3 steps for reducing health disparities based on language barriers
Thanks to value-based care and the effective work of patient advocates, the healthcare industry has significantly enhanced its focus on addressing the social determinants of health (SDOHs). Payers and providers now collaborate to bridge gaps in transportation access, food and housing stability, and patient-centered education in an effort to improve access, adherence, and patient outcomes.
Among the most challenging barriers, however, is limited English proficiency (LEP). Approximately 8 percent of all the people living in the United States self-identify as speaking English “less than very well,” a number that is predicted to increase rapidly alongside the growing immigrant population. In some counties, up to a third of the population has limited proficiency, exacerbating health disparities and leading to measurably worse health outcomes.
For example, a new study from Mass General Brigham (MGB) found that non-English speakers comprised close to 30 percent of hospital admissions during the first wave of the COVID-19 pandemic and had a 35 percent greater chance of dying or requiring intensive care unit (ICU) support during that time.
The study adds to a long legacy of research tying language barriers to miscommunications with providers, reduced patient satisfaction, lack of follow-up, and worse clinical outcomes for both acute and chronic conditions.
Healthcare organizations are required by law to take “reasonable steps” to provide language-related services for their patients, but the reality is that many patients do not get adequate help with understanding their care.
How can providers close the gaps in the care that stem from language barriers to improve patient experiences and bolster clinical outcomes?
Appropriately document the need within the community
While Spanish is the most common non-English language spoken in the United States, immigrants from all over the world bring their own languages and cultural norms to their new communities. Deaf, hard-of-hearing, and other patients who speak American Sign Language often need interpreters, too, a fact which is sometimes left out of the discussion around language needs.
Providers will need to develop a clear understanding of the unique makeup of their catchment area and document this information alongside other SDOH data in a standardized, actionable way.

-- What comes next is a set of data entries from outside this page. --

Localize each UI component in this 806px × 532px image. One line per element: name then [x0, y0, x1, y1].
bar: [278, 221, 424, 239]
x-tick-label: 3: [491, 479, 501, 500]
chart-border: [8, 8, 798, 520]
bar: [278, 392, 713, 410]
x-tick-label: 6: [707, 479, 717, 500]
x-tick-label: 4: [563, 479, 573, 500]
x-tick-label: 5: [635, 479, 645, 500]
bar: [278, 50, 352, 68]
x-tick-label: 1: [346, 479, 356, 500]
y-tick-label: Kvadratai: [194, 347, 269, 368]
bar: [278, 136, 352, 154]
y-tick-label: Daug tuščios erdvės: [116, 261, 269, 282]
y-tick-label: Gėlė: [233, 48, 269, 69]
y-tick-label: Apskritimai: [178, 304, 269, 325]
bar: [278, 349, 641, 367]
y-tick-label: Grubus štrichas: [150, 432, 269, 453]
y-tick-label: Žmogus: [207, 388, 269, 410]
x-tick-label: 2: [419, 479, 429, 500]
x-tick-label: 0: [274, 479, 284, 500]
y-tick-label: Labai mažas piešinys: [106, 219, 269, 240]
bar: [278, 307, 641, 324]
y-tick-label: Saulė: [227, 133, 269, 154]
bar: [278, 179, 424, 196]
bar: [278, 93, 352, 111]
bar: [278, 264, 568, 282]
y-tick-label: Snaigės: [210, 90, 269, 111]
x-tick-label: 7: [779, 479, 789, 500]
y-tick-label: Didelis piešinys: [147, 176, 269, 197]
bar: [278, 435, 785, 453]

By analyzing this information and integrating the results into SDOH programming, providers will be able to take proactive steps, such as preparing educational materials in commonly spoken languages and making a concerted effort to hire bilingual staff who can offer culturally competent care.
Increase investments in live interpreters and tech-driven solutions
However, multilingual staff members cannot and should not take on the entire burden of communicating with non-English speakers. Nor can providers rely on family members to act as interpreters. Patients may feel uncomfortable sharing sensitive details with their relations, while family interpreters may not be able to accurately convey the patient’s words to the provider – or the provider’s words to the patient.
To make the most of contracts with interpreter services, executive leaders should choose a company that offers enough skilled translators for their primary languages of need. These interpreters should provide video and/or audio services as well as the ability to translate written documents.
Meanwhile, all clinical care providers and administrative staff should be equipped with tablets and/or smartphones to use for video and audio calling at the point of care. They should also be familiar with tools like Google Translate, which can help inform and reassure patients while waiting for a proficient speaker.
Partner with the community to offer holistic language support
Just like with other SDOH initiatives, providers need to think outside of the four walls of the clinic to truly address patient needs.
Health systems should consider working with community-based organizations, including faith-based groups and social service providers, to learn more about the language-based barriers to care in their regions. Working with community entities can increase trust and reduce frustrations or stigma that may come from trying to communicate across language barriers.
Providers may also work with these partners to offer English as a Second Language (ESL) classes with a specific healthcare focus. A team of researchers from Harvard Medical School and Brigham and Women’s Hospital notes that community-based ESL classes can help individuals with some English proficiency improve their general health knowledge in just one three-hour session.
These efforts may make LEP patients more confident about interacting with the healthcare system and more likely to remain adherent to treatment for the long-term.
Language barriers may be among the most challenging social determinants of health, but there are ways to empower patients and providers to communicate more effectively. By investing in interpreters and other language resources, providers can improve care and offer better experiences to their patient populations.
Jennifer Bresnick is a journalist and freelance content creator with a decade of experience in the health IT industry. Her work has focused on leveraging innovative technology tools to create value, improve health equity, and achieve the promises of the learning health system.